Thursday, January 22, 2009

Limit of a Function and Programming

I just finished teaching two Mathematical Analysis classes here at Chilpancingo. As a physicist I rarely had the chance to teach these classes, usually it is the math types that have that chore. I am glad I did.
My official concern at this point in my life is to find new ways to teach mathematics. I had a hard time with my first calculus class as a freshman in college. In high school I had mastered the calculus algorithms, without concern with rigor. When Cauchy entered in my life I received him with some kind of confusion. What was the point of all that rigmorole of epsilons and deltas. Eventually I got it, otherwise I wouldn't have gotten as far as I did with my science education.
It was only now that I was teaching these graduate classes that it hit me. I did not understand because nobody told me that the definition of continuity is not a formula, it is a program.
Stephen Wolfram in a New Kind of Science clearly states that nature's mathematical language is not expressed in formulas, but programs. Readers that do not know calculus or programming, likely do not understand what I mean.
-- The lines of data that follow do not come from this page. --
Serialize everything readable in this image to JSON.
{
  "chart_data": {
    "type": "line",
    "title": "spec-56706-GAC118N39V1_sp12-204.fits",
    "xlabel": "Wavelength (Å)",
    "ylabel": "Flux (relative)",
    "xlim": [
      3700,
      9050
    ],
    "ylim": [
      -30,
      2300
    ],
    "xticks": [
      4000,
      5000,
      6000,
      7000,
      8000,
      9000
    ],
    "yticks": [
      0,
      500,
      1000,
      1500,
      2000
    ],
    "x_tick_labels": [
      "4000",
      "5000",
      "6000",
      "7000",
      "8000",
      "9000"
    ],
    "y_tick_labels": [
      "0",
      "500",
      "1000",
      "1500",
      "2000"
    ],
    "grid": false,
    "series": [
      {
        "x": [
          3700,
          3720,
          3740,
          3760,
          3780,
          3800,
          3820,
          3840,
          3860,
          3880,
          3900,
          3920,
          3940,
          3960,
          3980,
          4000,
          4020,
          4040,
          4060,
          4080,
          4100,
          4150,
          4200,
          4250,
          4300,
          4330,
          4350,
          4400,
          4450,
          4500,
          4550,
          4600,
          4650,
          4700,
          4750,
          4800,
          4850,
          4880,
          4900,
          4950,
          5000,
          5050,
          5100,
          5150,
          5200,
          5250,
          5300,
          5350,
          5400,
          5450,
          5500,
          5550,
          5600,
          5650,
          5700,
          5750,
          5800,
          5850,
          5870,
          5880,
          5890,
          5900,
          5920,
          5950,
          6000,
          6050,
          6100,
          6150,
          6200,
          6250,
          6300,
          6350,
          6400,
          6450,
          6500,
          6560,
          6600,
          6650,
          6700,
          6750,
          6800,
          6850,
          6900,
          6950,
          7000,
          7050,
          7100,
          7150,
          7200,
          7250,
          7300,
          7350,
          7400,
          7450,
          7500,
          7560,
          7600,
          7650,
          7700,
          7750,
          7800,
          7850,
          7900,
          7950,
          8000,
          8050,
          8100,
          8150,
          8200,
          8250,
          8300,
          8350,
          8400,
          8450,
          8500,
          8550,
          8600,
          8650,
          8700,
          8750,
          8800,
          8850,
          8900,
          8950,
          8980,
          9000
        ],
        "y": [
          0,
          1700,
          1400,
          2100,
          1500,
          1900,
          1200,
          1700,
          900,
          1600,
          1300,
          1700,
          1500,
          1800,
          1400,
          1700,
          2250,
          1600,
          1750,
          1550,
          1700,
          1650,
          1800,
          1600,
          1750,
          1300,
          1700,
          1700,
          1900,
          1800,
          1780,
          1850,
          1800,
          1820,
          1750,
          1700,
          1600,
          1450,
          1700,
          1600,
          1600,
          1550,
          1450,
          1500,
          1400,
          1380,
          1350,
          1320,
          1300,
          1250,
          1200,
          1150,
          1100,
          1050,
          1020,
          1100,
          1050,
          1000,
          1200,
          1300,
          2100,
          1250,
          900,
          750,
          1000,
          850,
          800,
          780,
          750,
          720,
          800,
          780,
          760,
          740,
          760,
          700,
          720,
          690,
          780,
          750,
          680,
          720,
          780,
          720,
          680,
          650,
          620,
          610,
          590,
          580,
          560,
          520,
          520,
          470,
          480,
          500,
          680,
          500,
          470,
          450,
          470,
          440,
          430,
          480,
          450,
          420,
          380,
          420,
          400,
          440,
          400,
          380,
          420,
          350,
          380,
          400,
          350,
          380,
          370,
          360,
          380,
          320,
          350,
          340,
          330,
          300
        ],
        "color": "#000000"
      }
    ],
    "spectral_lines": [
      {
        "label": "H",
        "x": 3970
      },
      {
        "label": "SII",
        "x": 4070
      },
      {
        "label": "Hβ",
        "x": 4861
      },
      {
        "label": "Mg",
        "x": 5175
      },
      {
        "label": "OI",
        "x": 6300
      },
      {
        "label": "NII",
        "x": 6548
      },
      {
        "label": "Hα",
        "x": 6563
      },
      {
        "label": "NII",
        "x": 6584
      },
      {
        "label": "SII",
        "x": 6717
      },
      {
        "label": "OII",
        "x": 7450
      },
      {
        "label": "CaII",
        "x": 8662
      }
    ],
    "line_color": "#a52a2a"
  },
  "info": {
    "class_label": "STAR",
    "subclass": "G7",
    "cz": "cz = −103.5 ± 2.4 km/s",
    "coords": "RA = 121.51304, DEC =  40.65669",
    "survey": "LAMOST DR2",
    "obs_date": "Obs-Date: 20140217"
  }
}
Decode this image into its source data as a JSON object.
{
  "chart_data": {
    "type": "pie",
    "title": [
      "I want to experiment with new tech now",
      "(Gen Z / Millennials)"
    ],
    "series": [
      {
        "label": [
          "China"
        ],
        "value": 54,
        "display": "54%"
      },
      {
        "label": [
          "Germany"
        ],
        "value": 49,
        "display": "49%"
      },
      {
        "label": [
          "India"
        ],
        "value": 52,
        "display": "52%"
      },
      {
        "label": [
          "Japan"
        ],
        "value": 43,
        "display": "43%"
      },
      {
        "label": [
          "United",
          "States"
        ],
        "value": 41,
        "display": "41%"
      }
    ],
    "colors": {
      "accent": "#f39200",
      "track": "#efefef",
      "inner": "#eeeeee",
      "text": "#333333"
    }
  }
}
I make an effort here to put this idea in lay language.
A function is continuous if you can draw a graph of it without lifting the pencil from the paper. A function is a relation between  numbers, some come in and other comes out. You want to know the area of a room a feet long and b feet wide, say. The answer is, multiply a and b.  The input here are a, and b, the output a times b. Now imagine that you don't know what a is, so you draw this product for several values of a. When you get the   total area you want, say 10 squared feet, then you stop and look up the value of a. When doing this drawing you do not have to lift the pencil, it continuously stays on the graph.
Even though I described a process where the value of a changed, the answer to the problem posed is a formula. The continuity definition I struggled with when I was a freshman goes something like this: You have two perpendicular lines, one is a, the other a times b, with b equals 1 foot ,say. Now Cauchy taught us that the function is continuous, if and only if, we take a set of values in the a times b vertical line, and consider those in the horizontal line; no matter how small the region around one point, one must have a small region on both lines. If one makes the vertical line region smaller, the horizontal line region will get also smaller, in a never ending story.

Cauchy's definition is a program, and nobody told me so!

Maybe if we tell the students, they will understand it better.